🤖 AI Summary
This work addresses the significant performance degradation of conventional neural networks under shifts in input image color distributions. Existing color-equivariant approaches suffer from approximation errors by modeling saturation and brightness as one-dimensional translations. To overcome this limitation, the authors propose a color-equivariant neural network architecture based on a double cover of the hypertorus, which lifts interval-valued attributes—such as saturation and brightness—onto circular representations. By integrating group-equivariant convolutions with Lie group representation learning, the method achieves strict equivariance to color transformations, eliminating artifacts caused by linear approximations. This approach enhances model interpretability and generalization and extends naturally to geometric transformations such as scaling. Experiments on fine-grained classification and medical imaging tasks demonstrate superior performance over both standard and existing equivariant baselines, confirming the method’s effectiveness and broad applicability.
📝 Abstract
When the color distribution of input images changes at inference, the performance of conventional neural network architectures drops considerably.
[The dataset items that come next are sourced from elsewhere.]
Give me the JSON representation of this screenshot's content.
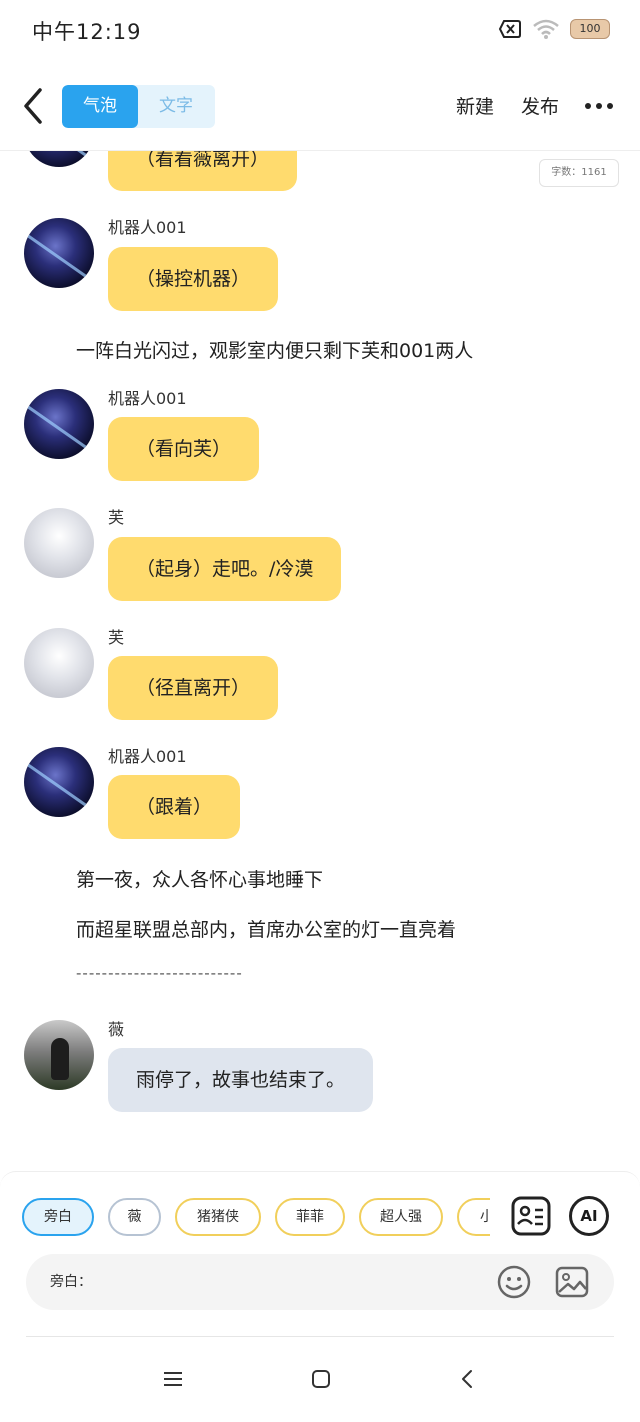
{
  "status_bar": {
    "time": "中午12:19",
    "battery": "100"
  },
  "header": {
    "tabs": [
      {
        "label": "气泡",
        "active": true
      },
      {
        "label": "文字",
        "active": false
      }
    ],
    "new_label": "新建",
    "publish_label": "发布"
  },
  "chat": {
    "word_count": "字数：1161",
    "items": [
      {
        "type": "bubble",
        "speaker": "",
        "avatar": "robot-avatar",
        "text": "（看看薇离开）"
      },
      {
        "type": "bubble",
        "speaker": "机器人001",
        "avatar": "robot-avatar",
        "text": "（操控机器）"
      },
      {
        "type": "narration",
        "text": "一阵白光闪过，观影室内便只剩下芙和001两人"
      },
      {
        "type": "bubble",
        "speaker": "机器人001",
        "avatar": "robot-avatar",
        "text": "（看向芙）"
      },
      {
        "type": "bubble",
        "speaker": "芙",
        "avatar": "fu-avatar",
        "text": "（起身）走吧。/冷漠"
      },
      {
        "type": "bubble",
        "speaker": "芙",
        "avatar": "fu-avatar",
        "text": "（径直离开）"
      },
      {
        "type": "bubble",
        "speaker": "机器人001",
        "avatar": "robot-avatar",
        "text": "（跟着）"
      },
      {
        "type": "narration",
        "text": "第一夜，众人各怀心事地睡下"
      },
      {
        "type": "narration",
        "text": "而超星联盟总部内，首席办公室的灯一直亮着"
      },
      {
        "type": "narration",
        "text": "--------------------------"
      },
      {
        "type": "bubble",
        "speaker": "薇",
        "avatar": "wei-avatar",
        "text": "雨停了，故事也结束了。"
      }
    ]
  },
  "roles": [
    {
      "label": "旁白",
      "selected": true
    },
    {
      "label": "薇",
      "selected": false
    },
    {
      "label": "猪猪侠",
      "selected": false
    },
    {
      "label": "菲菲",
      "selected": false
    },
    {
      "label": "超人强",
      "selected": false
    },
    {
      "label": "小",
      "selected": false
    }
  ],
  "tools": {
    "ai_label": "AI"
  },
  "input": {
    "label": "旁白："
  },
  "colors": {
    "accent": "#2aa3ee",
    "bubble_yellow": "#ffdb6e",
    "bubble_grey": "#dfe5ee"
  }
}
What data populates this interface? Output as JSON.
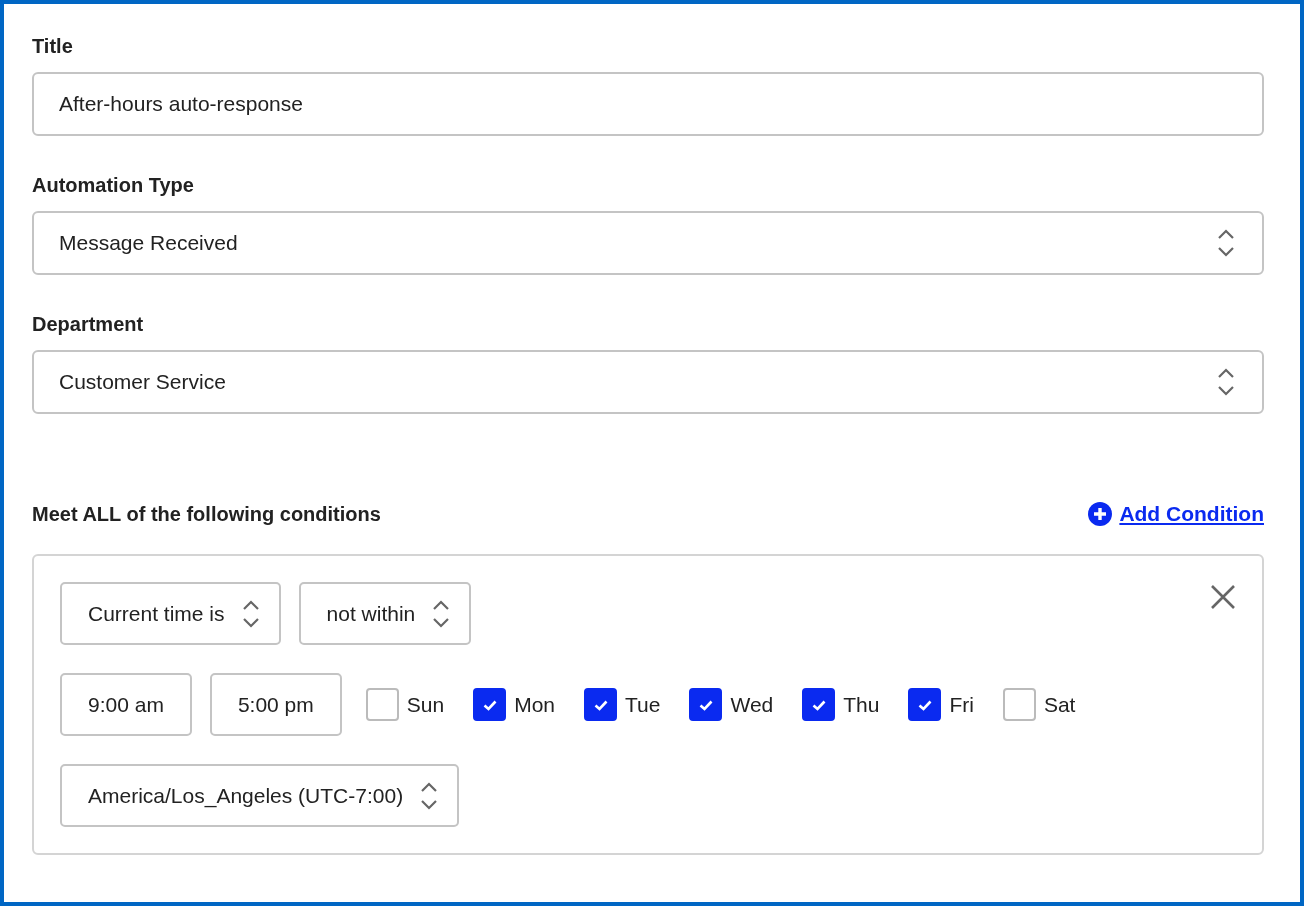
{
  "fields": [
    {
      "kind": "text",
      "label": "Title",
      "value": "After-hours auto-response"
    },
    {
      "kind": "select",
      "label": "Automation Type",
      "value": "Message Received"
    },
    {
      "kind": "select",
      "label": "Department",
      "value": "Customer Service"
    }
  ],
  "conditions": {
    "heading": "Meet ALL of the following conditions",
    "add_link": "Add Condition",
    "subject": "Current time is",
    "operator": "not within",
    "start_time": "9:00 am",
    "end_time": "5:00 pm",
    "days": [
      {
        "label": "Sun",
        "checked": false
      },
      {
        "label": "Mon",
        "checked": true
      },
      {
        "label": "Tue",
        "checked": true
      },
      {
        "label": "Wed",
        "checked": true
      },
      {
        "label": "Thu",
        "checked": true
      },
      {
        "label": "Fri",
        "checked": true
      },
      {
        "label": "Sat",
        "checked": false
      }
    ],
    "timezone": "America/Los_Angeles (UTC-7:00)"
  }
}
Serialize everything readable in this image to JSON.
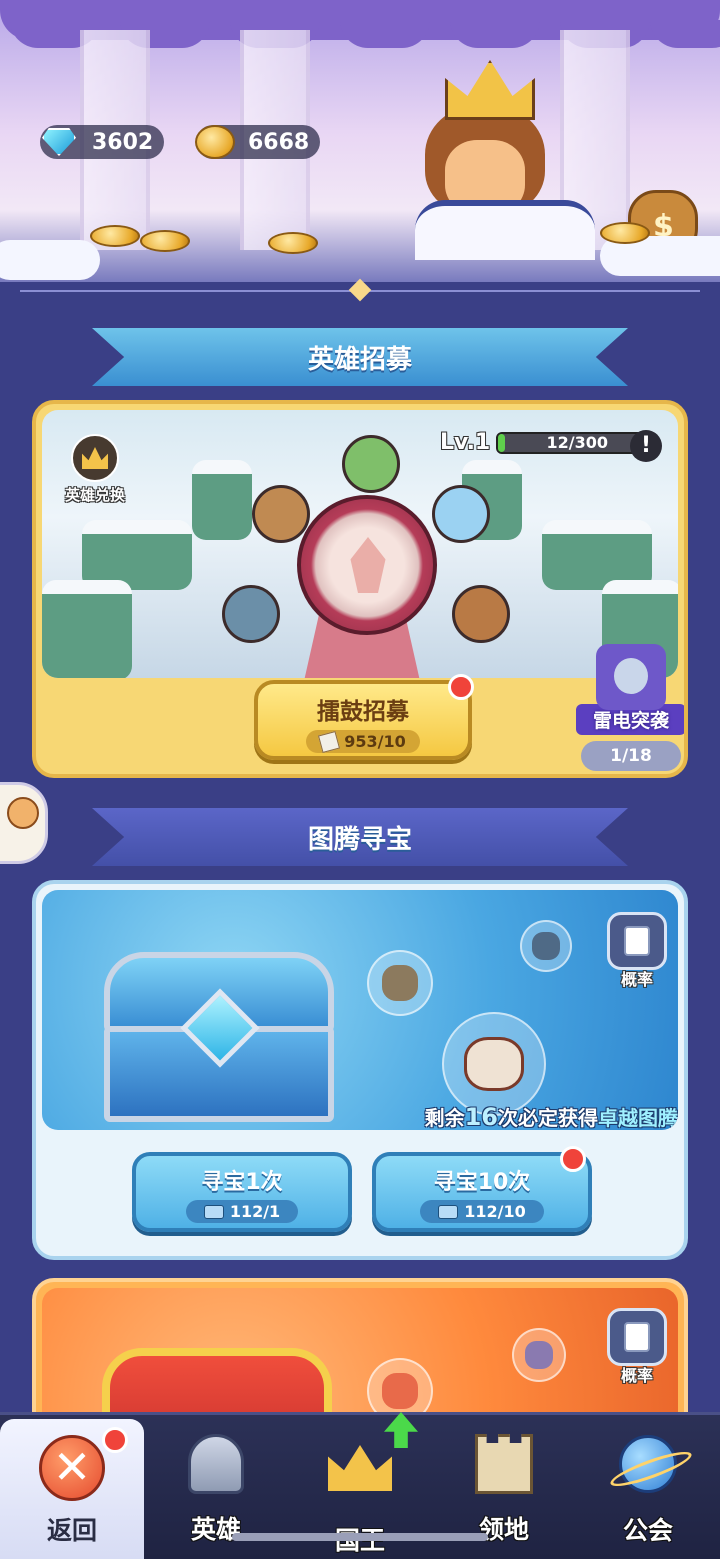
{
  "currency": {
    "gems": {
      "icon": "diamond-icon",
      "value": "3602"
    },
    "gold": {
      "icon": "gold-coin-icon",
      "value": "6668"
    }
  },
  "recruit": {
    "section_title": "英雄招募",
    "exchange_label": "英雄兑换",
    "level_label": "Lv.1",
    "level_progress": {
      "current": 12,
      "max": 300,
      "text": "12/300"
    },
    "info_icon": "!",
    "drum_button": {
      "label": "擂鼓招募",
      "cost": "953/10",
      "cost_icon": "scroll-icon",
      "has_notice": true
    },
    "event": {
      "label": "雷电突袭",
      "count": "1/18"
    }
  },
  "treasure": {
    "section_title": "图腾寻宝",
    "probability_label": "概率",
    "hint": {
      "prefix": "剩余",
      "number": "16",
      "mid": "次必定获得",
      "highlight": "卓越图腾"
    },
    "buttons": [
      {
        "label": "寻宝1次",
        "cost": "112/1",
        "has_notice": false
      },
      {
        "label": "寻宝10次",
        "cost": "112/10",
        "has_notice": true
      }
    ]
  },
  "orange_card": {
    "probability_label": "概率"
  },
  "nav": {
    "items": [
      {
        "label": "返回",
        "icon": "close-icon",
        "active": true,
        "has_notice": true
      },
      {
        "label": "英雄",
        "icon": "helmet-icon"
      },
      {
        "label": "国王",
        "icon": "crown-icon",
        "upgrade_arrow": true
      },
      {
        "label": "领地",
        "icon": "castle-icon"
      },
      {
        "label": "公会",
        "icon": "planet-icon"
      }
    ]
  },
  "colors": {
    "background": "#3a3f86",
    "gold_button": "#f5c842",
    "blue_button": "#4fb1e6",
    "notice_red": "#f0433a",
    "progress_green": "#5fcf4c"
  }
}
A few researchers have begun to incorporate prior knowledge of color geometry in neural network design. These color equivariant architectures have modeled hue variation with 2D rotations, and saturation and luminance transformations as 1D translations. While this approach improves neural network robustness to color variations in a number of contexts, we find that approximating saturation and luminance (interval valued quantities) as 1D translations introduces appreciable artifacts. In this paper, we introduce a color equivariant architecture that is truly equivariant. Instead of approximating the interval with the real line, we lift values on the interval to values on the circle (a double-cover) and build equivariant representations there. Our approach resolves the approximation artifacts of previous methods, improves interpretability and generalizability, and achieves better predictive performance than conventional and equivariant baselines on tasks such as fine-grained classification and medical imaging tasks. Going beyond the context of color, we show that our proposed lifting can also extend to geometric transformations such as scale.